Bought a pack of onion bulbs half price in late Spring and stuck them out in the ground between other plants.

Some are pictured here just out of the ground... they should have been about 3xs bigger! They reached a whopping 1 to 1.5 inches.
I'll pretend they're minis (shallots) for better flavour!
Variety: Onion Red Baron. 200 grams, 99pence.

Sunday, 5 September 2010

Aster & Fennel

I like mixing herbs, veg and flowers...

Variety: Bronze Fennel Herb. Perennial.
The fennel is just outside my back door. I haven't done alot of cooking with fennel. It's supposed to be good with fish, pork or veal. It's also supposed to aid slimmers with digestion of fatty foods (I better start making fennel tea!).

Variety: Aster Ostrich Plume Mix. Half Hardy Annual.
The asters were grown from seed in May/June (2-3 plants pictured in pot). The asters I planted in borders seem to have wilted and look sickly. Don't think I'd bother with asters again. (Aster wearing dog collar). Suttons Seeds, Cottage Garden Collection, 5 variety seeds, £4.25.

Half-hardy Annual means... plants are frost-tender; they germinate, flower and die all in one year.

Edible Flowers Page - has been updated.

Friday, 3 September 2010

Edible Flowers

I've set up a new blog page called 'Edible Flowers'. I'll be adding to it over the months with ideas on how edible flowers can be used.

In Northern Ireland, it's the year of the cupcake craze! Corporate functions are serving tea/coffee and cupcakes. Even weddings are going down the cupcake route.

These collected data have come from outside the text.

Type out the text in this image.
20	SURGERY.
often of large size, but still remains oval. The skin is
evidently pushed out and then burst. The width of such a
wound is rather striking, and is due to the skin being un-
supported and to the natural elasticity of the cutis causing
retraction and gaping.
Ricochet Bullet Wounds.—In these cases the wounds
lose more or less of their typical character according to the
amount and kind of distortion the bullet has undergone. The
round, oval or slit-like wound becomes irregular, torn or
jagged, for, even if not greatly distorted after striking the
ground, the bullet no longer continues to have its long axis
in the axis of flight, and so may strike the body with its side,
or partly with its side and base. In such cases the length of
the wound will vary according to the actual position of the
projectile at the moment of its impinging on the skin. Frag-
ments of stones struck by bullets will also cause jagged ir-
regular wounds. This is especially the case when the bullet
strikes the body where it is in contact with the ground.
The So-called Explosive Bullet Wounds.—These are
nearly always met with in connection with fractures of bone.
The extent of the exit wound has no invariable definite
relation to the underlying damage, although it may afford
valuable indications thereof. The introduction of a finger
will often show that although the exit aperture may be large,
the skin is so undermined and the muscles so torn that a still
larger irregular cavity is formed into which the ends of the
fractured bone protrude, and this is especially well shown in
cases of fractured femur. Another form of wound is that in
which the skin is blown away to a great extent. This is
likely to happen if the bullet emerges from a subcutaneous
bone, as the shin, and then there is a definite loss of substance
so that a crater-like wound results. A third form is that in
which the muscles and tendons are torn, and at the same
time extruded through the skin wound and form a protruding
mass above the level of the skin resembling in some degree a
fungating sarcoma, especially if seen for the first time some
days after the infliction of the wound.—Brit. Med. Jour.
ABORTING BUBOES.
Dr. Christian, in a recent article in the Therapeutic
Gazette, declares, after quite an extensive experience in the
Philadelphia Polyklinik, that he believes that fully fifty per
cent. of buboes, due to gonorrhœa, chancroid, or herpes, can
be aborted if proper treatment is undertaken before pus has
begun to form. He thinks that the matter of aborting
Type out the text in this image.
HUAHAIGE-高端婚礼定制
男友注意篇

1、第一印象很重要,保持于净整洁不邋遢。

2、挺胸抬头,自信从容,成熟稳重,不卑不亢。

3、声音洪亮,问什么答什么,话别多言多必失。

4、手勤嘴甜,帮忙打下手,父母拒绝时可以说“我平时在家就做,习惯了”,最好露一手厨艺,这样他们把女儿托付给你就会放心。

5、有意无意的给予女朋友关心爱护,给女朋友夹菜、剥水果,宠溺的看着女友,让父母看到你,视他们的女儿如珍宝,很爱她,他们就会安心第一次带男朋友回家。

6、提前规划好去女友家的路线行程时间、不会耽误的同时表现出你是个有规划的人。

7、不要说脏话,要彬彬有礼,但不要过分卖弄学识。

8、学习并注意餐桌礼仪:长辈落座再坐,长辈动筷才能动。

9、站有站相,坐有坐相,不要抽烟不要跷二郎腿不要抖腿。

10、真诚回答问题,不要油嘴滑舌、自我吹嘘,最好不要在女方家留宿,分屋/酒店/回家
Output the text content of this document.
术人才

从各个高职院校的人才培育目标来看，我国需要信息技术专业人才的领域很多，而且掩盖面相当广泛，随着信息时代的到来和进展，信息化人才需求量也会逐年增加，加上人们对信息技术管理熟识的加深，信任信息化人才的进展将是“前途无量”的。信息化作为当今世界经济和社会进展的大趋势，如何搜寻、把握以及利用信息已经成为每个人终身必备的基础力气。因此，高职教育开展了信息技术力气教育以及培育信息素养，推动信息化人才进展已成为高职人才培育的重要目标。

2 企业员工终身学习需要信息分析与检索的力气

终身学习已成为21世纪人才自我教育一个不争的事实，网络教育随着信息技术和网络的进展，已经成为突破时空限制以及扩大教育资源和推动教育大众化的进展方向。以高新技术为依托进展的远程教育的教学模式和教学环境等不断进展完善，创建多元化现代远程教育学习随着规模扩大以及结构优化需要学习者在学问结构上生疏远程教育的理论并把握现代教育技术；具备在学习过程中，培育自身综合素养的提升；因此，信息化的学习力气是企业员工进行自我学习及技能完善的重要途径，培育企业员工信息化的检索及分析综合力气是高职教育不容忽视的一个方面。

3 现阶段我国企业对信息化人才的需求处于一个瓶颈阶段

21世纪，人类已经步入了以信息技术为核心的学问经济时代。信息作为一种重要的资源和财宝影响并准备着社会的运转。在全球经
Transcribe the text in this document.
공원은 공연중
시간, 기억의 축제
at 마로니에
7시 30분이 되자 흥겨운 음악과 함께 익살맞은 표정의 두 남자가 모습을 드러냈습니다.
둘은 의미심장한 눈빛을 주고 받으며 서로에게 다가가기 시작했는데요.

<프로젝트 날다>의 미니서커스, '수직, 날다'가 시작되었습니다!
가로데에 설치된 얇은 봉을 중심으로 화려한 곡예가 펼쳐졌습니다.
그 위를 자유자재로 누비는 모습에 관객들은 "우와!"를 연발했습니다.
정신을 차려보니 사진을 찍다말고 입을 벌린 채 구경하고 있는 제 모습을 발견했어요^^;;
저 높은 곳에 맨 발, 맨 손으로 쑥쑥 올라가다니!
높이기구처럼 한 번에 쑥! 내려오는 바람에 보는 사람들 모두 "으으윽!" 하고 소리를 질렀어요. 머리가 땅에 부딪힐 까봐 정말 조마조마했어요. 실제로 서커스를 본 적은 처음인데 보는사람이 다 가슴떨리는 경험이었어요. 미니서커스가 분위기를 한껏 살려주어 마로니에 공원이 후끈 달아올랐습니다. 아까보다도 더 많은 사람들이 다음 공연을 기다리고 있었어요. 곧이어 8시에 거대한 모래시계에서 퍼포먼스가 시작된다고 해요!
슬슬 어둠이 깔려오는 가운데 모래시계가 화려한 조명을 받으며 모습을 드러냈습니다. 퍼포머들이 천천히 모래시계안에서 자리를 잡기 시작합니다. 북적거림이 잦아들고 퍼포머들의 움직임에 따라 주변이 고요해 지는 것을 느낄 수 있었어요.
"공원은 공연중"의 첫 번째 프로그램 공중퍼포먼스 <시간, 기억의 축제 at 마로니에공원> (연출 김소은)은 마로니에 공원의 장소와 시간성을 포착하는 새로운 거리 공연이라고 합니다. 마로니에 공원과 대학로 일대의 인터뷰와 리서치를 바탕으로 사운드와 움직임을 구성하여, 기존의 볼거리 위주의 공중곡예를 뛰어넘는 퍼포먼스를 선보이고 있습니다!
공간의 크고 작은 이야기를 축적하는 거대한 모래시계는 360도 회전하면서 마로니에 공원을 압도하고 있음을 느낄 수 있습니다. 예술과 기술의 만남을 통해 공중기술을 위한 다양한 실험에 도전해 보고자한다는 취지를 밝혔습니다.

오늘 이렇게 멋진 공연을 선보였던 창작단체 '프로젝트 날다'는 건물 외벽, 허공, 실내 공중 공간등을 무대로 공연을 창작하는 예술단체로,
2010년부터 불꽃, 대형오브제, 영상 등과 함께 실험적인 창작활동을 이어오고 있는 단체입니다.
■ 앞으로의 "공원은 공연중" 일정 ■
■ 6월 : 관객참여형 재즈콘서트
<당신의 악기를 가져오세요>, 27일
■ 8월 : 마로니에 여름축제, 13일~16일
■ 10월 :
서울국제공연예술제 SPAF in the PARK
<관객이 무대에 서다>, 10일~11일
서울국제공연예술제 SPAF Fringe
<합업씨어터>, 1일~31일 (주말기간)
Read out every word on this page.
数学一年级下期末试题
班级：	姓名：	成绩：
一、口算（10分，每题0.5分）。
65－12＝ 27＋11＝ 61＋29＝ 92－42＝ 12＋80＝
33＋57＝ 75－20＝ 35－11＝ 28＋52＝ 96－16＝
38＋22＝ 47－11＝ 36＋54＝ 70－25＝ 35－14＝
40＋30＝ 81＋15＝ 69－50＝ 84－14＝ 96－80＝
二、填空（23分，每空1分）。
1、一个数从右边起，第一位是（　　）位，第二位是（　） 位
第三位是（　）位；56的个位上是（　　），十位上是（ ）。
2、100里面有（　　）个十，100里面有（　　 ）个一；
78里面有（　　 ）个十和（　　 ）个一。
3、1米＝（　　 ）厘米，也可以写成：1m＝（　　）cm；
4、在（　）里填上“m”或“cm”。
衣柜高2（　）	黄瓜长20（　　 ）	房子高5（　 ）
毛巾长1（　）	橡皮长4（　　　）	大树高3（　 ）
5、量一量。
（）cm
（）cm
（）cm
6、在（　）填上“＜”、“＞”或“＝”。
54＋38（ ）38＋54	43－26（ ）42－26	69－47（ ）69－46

I don't think the flowers on this cupcake are edible? However they look great. (Wouldn't fancy bitting into one...)

Thursday, 2 September 2010

Clashy or sassy

Pink and red... clash or sass?
Crocosmia bulbs (insert below) are good value as they multiply every year and produce loads of flowers. Pictured with a traditional  rose shrub planted by previous owners (not sure of variety). They both put on a good show every summer. 

Variety: Crocosmia Lucifer. Height: 100cm (3ft). Spread: 60cm. Time to divide plants: March to May. Flowering period: August to Sept.

The tree at the far right corner of the photo above is a dwarf tree called - Harry Lauder's Walking Stick. Its leaves are crinkled in summer (pictured above). Its best feature is in winter; it loses its leaves and has catkins (left winter insert).

Wednesday, 1 September 2010


Perennial Phlox - A friend came to my garden one day and asked, "Is that a weed?" I said no, but I actually wasn't sure... A work colleague had given me a carload of perennial plants one Autumn from her garden. I was delighted, brought them home & planted them in 'holding' areas until I could figure out what they were. The phlox is one of the plants.                      
I love this type of phlox! Its tall, pretty, pink, scented, makes good cut flowers, and it's no fuss! I'll be dividing it in Spring to make more.            
Time to divide plants: March to April.         
Flowering period: July to October. Height: 120cm (approx 4 ft).